The $50 million sale of state assets is almost laughable as the only detail provided is a study committee to make it happen. Toss in the $65 million of unsustainable borrowing and the Senate has produced almost $200 million of what can easily be termed voodoo budgeting.
While hard to believe it actually gets worse -- in fact much worse. After being stung by criticism from local officials who have strenuously objected to Concord Democrats cost-shifting of nearly $100 million to property taxpayers, Democratic leaders have offered a fig leaf. Only problem is that this fig leaf is a frontal assault on one of the largest group of employers in New Hampshire – the hospitality industry.
Legislative leaders would give communities the ability to tax rooms and meals over and above the 9% statewide tax. This local option is just more happy tax talk. Towns would be pitted against each other and our state would be far less competitive for tourism, conventions, functions, tours and weddings to say nothing of working families in our state who would pay more to eat out.
I have been flooded with calls from restaurant and hotel owners many of whom are barely surviving the recession and the recent increase in the Rooms and Meals Tax from 8 to 9%. They tell me diners are much more price conscious, curtailing orders, and tipping wait-staff less. These small business owners believe this local tax may be the straw that breaks their backs.
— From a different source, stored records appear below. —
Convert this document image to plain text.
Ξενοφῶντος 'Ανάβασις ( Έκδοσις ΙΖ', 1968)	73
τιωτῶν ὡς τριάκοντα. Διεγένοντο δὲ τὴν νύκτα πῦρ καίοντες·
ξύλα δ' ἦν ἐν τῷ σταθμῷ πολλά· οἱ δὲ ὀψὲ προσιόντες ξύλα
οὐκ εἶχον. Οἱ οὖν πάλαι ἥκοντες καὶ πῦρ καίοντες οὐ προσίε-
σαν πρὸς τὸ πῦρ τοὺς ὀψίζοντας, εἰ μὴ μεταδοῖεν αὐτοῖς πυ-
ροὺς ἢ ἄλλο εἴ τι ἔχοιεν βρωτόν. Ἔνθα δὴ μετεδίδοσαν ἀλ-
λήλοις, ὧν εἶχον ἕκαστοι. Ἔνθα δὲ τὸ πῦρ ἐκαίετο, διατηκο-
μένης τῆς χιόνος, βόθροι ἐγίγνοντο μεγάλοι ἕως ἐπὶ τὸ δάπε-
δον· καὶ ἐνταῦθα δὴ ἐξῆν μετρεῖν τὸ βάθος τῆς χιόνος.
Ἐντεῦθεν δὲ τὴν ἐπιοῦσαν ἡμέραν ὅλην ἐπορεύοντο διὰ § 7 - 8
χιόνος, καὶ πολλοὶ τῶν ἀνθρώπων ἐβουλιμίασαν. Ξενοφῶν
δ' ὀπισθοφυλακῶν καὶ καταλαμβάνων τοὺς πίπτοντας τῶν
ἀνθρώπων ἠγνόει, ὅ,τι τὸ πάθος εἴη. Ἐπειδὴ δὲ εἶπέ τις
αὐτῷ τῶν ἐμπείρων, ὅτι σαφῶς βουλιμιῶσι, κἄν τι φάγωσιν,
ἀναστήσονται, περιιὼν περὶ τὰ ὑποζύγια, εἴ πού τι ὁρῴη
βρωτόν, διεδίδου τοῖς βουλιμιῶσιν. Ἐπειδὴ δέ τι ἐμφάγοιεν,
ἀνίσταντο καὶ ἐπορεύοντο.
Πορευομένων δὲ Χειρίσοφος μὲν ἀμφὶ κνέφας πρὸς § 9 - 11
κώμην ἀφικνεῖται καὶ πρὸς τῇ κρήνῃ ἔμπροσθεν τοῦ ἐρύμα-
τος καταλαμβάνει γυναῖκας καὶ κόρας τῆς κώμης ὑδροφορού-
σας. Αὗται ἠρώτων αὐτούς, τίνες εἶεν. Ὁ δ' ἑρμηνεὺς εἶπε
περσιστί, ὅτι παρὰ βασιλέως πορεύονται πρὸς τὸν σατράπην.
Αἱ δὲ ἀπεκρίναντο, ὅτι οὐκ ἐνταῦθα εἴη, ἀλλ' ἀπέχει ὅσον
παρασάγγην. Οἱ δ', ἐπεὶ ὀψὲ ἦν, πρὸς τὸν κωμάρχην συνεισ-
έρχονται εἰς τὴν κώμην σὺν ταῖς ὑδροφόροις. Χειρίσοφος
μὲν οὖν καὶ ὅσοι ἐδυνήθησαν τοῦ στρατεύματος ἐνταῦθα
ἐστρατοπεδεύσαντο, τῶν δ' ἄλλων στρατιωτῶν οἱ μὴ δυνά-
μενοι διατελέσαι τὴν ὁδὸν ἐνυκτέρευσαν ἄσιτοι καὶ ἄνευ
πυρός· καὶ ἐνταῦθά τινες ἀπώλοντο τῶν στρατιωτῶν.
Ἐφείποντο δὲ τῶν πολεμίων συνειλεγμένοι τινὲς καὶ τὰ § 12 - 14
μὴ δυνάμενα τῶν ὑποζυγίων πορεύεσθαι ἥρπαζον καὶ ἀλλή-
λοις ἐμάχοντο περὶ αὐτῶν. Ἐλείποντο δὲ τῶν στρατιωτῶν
Small business owners are also appalled that like the LLC Tax and Camp Ground Tax, they had little chance to comment on the Local Rooms and Meals Tax. The LLC Tax and Camp Ground Tax led to a raucous revolt. Even the Democrats, who voted for those taxes without a public hearing, now disavow them as loudly as possible. These same Democrats now confront their inability to cut the spending they voted to raise just a short time ago and are reduced to flipping coins to determine what to do next.
The rest of us know where this is heading --- Welcome to NEW TAXSHIRE.